There’s a lot of language, both veiled and unveiled, suggesting that the government keep Telecom on a leash; e.g. “This initiative requires clarity around the participation of existing infrastructure owners, with particular reference to Telecom.”

Intriguingly, Vodafone also raises (wired and wireless) backhaul as an issue but in the context of the 25% of rural customers who would not be covered by Mr Joyce’s plan to connect 75% of the population within 10 years.

Vodafone, which hates writing a $15-20 million cheque to Telecom each year under the TSO (formerly the Kiwishare) underwriting Telecom’s service to “commercially nonviable” rural customers, has long maintained it could do the job better, and cheaper itself, if allowed by the government.

Its submission’s focus on extending backhaul to rural areas (as Mr Joyce is already considering for a separate $48 million initiative) would make the TSO redundant.

Federated Farmers: Telecom wins a key political ally
Federated Farmers has released a statement strongly backing Telecom’s submission, which blithely dispenses with Mr Joyce’s vision of 25 local fibre companies in favour of two options, both involving Chorus building and managing a national network.

The reason: both Telecom Chorus options involve fibre being piped to all 2600 schools in the country within two and a half years.

That includes rural schools.

Federated Farmers says it does not expect the government, or any telco, to run “fibre to every woolshed.”

But nor does it think Mr Joyce’s proposed $48 million public fund to subsidise wired and wireless rural backhaul will give farmers enough of a boost.
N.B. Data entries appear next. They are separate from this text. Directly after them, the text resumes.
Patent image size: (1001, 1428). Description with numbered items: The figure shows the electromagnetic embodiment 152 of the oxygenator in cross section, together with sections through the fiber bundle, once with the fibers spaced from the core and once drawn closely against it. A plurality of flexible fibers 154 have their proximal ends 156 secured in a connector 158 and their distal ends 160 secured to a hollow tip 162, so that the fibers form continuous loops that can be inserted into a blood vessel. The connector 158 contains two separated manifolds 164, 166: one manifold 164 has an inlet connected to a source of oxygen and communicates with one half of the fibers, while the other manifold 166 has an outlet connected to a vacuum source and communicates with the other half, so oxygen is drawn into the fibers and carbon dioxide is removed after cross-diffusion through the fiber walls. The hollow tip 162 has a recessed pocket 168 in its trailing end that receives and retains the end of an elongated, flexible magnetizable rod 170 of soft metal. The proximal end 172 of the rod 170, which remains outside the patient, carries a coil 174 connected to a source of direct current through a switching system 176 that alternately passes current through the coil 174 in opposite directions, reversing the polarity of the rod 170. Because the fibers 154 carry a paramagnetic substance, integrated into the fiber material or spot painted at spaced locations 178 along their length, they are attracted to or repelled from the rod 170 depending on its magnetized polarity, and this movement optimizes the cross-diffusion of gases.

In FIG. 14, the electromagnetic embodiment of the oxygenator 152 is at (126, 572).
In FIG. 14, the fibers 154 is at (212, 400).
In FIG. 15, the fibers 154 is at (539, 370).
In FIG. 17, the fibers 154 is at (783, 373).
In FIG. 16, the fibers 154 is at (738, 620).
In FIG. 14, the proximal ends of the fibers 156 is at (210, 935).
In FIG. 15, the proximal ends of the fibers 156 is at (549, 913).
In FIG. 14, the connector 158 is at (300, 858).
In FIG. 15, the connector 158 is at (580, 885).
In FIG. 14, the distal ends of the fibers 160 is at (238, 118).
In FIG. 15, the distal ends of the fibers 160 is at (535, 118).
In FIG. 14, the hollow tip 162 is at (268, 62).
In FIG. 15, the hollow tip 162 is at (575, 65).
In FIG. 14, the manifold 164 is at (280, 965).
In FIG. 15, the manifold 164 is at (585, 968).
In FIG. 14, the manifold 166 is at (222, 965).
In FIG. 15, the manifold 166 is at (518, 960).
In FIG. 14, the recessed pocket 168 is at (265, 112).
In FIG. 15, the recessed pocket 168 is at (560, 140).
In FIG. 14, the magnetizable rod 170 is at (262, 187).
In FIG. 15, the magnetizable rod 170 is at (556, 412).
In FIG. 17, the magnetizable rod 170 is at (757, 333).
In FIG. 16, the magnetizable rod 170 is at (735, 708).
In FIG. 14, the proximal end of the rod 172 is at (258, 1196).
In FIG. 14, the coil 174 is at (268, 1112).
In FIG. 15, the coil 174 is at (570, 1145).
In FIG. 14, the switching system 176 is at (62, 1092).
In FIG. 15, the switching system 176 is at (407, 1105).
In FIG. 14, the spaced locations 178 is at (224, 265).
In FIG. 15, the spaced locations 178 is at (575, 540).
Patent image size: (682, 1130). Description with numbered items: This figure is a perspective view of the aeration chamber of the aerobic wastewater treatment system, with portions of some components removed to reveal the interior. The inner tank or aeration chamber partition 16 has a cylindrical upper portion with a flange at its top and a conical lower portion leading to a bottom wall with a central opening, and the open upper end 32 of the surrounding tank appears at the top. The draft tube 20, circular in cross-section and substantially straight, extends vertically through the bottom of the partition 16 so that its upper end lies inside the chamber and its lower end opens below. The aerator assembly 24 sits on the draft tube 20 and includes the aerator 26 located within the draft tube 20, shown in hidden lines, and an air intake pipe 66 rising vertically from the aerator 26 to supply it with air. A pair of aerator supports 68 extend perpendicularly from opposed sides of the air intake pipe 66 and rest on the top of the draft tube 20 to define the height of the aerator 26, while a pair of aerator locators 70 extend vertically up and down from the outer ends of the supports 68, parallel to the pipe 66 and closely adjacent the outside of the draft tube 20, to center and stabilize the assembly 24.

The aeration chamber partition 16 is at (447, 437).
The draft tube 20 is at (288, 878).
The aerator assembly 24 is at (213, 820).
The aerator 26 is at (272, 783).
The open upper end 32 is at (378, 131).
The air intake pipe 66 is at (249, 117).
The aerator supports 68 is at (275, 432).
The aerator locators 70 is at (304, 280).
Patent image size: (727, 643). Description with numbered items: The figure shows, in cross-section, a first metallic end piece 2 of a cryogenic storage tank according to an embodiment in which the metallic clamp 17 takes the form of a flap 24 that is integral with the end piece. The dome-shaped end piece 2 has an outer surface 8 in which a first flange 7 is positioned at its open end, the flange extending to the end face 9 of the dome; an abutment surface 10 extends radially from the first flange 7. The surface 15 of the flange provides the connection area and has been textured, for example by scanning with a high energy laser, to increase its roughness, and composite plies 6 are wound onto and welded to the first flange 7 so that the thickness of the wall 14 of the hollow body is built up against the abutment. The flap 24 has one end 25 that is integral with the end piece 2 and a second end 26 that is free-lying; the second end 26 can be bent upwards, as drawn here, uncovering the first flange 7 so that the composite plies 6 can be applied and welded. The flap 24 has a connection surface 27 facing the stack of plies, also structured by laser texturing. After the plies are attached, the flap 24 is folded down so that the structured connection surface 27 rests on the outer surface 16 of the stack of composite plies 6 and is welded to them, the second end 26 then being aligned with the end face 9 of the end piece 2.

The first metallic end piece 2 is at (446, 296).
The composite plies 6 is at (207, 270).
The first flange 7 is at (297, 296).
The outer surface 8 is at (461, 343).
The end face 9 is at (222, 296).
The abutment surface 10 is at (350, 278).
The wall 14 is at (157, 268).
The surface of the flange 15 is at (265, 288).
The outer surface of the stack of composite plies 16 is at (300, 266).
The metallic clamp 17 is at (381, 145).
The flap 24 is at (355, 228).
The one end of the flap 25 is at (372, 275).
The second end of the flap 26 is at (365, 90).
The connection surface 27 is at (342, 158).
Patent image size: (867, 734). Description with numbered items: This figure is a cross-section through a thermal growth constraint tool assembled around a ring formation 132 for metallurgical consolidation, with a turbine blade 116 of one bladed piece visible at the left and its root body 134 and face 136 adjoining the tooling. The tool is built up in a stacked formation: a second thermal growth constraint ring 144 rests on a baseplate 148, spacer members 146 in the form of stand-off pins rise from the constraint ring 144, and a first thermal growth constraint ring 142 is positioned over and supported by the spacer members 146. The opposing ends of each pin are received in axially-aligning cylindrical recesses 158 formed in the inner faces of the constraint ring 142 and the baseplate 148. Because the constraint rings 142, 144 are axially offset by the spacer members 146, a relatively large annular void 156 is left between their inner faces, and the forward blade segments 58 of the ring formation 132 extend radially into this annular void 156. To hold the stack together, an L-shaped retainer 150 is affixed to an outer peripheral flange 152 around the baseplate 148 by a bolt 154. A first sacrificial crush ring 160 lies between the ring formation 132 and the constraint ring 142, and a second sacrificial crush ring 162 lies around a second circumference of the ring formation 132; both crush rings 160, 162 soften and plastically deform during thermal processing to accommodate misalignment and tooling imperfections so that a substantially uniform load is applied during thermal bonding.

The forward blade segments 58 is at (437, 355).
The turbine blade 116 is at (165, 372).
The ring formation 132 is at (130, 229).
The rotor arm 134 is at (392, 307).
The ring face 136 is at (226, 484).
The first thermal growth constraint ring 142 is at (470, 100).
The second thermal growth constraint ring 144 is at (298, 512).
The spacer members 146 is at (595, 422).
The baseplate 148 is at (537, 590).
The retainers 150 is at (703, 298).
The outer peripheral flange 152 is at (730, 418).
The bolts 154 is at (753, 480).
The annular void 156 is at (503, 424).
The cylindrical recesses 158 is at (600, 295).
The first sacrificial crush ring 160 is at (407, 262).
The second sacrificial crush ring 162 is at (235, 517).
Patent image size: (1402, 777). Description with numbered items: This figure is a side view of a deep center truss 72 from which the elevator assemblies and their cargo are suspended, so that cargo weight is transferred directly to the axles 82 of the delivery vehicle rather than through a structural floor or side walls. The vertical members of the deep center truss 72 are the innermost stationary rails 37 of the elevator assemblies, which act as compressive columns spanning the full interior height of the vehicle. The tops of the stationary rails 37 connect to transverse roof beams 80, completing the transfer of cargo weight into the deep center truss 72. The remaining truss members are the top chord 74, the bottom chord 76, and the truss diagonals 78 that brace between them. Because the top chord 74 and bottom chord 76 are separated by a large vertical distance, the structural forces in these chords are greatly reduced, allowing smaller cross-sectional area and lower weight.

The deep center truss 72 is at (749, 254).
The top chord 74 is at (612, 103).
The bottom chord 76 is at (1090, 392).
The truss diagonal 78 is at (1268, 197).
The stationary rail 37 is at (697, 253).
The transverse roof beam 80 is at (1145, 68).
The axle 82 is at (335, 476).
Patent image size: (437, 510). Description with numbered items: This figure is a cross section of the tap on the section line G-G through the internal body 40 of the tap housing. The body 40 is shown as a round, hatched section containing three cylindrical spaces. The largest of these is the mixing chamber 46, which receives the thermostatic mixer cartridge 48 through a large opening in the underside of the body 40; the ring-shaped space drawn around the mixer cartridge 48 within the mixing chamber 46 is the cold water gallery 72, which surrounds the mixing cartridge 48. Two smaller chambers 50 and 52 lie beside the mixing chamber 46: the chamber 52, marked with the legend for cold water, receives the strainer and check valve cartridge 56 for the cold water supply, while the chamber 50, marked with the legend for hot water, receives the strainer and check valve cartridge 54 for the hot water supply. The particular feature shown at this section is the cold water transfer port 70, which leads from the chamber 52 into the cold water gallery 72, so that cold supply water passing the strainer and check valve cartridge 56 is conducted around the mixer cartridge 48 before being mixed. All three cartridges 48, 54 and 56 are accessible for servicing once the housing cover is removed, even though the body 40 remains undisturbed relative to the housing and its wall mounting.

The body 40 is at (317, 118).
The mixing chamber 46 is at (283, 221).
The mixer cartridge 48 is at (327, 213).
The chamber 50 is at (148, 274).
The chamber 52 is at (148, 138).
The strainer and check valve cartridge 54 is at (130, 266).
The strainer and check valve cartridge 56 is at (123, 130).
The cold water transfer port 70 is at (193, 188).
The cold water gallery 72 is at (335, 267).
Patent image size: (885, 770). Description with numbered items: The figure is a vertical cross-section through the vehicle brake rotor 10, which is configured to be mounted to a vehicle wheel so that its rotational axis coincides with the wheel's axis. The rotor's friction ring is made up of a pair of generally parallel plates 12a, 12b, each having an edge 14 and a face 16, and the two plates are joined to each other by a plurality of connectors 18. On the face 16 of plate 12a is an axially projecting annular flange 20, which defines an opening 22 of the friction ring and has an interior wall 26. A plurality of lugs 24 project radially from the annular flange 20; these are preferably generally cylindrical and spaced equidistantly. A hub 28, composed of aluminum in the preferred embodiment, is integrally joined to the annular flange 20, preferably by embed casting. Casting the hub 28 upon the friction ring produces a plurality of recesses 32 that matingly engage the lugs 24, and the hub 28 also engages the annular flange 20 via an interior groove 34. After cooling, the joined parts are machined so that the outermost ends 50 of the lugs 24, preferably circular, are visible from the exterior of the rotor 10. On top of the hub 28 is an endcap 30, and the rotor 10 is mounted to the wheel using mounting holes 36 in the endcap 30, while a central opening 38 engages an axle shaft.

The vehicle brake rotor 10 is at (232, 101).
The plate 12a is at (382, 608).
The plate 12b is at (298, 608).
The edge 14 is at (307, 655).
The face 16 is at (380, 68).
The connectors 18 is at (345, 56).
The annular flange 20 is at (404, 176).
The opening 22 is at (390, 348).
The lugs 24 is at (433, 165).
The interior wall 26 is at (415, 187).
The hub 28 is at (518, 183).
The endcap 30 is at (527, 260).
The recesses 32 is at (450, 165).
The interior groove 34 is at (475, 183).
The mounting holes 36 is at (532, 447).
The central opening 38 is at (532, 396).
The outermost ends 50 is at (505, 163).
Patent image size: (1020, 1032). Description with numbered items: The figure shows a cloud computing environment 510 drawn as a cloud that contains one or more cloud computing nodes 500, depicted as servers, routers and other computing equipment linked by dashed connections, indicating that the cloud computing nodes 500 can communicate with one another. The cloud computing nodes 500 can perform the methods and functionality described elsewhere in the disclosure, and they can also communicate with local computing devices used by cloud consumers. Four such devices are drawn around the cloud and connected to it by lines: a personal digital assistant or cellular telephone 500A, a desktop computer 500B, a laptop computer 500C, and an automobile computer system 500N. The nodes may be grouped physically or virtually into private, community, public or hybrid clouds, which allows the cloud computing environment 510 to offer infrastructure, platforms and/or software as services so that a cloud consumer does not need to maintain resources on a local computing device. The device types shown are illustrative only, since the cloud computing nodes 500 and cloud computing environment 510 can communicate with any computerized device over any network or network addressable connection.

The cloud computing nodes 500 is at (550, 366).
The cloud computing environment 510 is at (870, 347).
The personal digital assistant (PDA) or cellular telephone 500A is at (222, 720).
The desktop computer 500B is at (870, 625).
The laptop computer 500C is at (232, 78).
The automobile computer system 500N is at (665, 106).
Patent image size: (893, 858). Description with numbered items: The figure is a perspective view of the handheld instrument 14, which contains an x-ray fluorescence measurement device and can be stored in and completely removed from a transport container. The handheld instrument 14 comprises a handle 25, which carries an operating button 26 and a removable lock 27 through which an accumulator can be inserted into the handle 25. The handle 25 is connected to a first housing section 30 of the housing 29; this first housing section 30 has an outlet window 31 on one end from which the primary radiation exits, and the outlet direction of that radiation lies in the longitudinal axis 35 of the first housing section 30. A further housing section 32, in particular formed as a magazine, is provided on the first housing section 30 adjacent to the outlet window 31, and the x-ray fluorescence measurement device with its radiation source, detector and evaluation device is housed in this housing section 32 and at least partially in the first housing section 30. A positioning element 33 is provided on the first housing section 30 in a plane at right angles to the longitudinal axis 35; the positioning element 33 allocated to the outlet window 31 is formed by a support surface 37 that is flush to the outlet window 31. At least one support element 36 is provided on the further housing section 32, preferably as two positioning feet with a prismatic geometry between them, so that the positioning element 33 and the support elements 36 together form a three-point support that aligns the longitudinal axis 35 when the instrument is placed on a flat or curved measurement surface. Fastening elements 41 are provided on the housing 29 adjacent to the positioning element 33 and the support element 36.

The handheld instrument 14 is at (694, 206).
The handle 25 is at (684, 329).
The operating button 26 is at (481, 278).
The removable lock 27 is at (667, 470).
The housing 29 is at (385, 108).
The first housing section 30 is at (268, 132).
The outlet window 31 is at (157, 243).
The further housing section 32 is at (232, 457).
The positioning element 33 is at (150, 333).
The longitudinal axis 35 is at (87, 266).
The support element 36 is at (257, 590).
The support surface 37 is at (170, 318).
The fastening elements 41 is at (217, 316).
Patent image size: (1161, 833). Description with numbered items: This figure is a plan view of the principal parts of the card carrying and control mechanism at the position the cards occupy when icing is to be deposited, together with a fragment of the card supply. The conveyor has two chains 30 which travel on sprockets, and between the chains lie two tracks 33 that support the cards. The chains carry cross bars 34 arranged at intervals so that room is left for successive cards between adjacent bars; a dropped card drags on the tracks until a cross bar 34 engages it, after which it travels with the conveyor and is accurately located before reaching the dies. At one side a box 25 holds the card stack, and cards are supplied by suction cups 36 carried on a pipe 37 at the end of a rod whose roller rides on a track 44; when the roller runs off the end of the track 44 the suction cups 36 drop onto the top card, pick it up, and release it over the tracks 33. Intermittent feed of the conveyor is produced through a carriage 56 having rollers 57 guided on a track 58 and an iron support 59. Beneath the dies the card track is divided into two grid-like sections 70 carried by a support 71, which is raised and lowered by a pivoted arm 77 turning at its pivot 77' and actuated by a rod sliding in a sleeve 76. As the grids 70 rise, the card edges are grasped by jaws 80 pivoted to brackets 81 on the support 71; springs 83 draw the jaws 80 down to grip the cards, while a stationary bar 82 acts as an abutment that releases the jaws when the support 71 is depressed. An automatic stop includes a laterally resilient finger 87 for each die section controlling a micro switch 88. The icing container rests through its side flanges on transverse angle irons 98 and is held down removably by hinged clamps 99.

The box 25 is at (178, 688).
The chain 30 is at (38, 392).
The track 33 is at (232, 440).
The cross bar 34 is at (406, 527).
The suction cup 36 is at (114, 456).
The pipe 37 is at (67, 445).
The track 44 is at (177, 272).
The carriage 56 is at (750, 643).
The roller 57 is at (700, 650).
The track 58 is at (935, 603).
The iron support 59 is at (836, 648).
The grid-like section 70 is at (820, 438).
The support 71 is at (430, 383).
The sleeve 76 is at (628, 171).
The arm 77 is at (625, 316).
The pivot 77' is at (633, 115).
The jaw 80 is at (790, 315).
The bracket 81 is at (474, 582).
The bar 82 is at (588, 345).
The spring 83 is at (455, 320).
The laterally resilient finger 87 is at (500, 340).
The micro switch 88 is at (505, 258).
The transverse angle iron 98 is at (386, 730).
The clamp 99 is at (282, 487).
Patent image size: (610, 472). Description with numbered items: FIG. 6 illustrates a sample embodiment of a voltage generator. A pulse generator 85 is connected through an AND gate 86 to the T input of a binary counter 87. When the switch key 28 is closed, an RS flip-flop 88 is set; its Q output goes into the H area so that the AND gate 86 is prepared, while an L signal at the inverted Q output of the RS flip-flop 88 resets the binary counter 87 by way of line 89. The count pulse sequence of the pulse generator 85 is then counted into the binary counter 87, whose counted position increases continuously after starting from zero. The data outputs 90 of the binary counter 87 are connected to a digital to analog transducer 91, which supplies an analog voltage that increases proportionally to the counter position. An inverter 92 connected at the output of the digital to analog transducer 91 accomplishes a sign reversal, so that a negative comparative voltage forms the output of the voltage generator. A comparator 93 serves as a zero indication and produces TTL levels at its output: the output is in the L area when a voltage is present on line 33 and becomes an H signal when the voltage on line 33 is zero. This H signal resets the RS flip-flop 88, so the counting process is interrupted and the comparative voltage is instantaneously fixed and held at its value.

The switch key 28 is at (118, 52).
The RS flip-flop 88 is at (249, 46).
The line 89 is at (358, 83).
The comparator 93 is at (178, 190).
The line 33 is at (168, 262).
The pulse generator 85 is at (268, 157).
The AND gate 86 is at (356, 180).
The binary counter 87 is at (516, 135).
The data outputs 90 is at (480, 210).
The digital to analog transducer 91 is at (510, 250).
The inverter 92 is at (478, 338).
But if Chorus is runs fibre to every school, “This achieves vital geographic coverage for rural New Zealand to leverage off. These high speed nodes will enable community-scale solutions to emerge. This could be broadband delivered to farms and homes by way of point to point fibre, fibre to wireless radio or fibre to 3G networks.”

Telecom chief executive Paul Reynolds has one an important political ally here.

Power line companies: LFCs can deliver consistent service
Wary that Telecom (and Vodafone and others) are attacking the 25 local fibre company model as technologically fragmentary, nine power line companies and fibre-specialist companies (with the notable exception of Citylink) have ganged together to form a new lobby called the Regional Fibre Group.

In its group submission, the new body says its members have both telco and fibre-laying experience (Vector, which instigated the group, counts Vodafone among its wholesale customers), and that will ensure cooperation and common technical standards between LFCs (more here).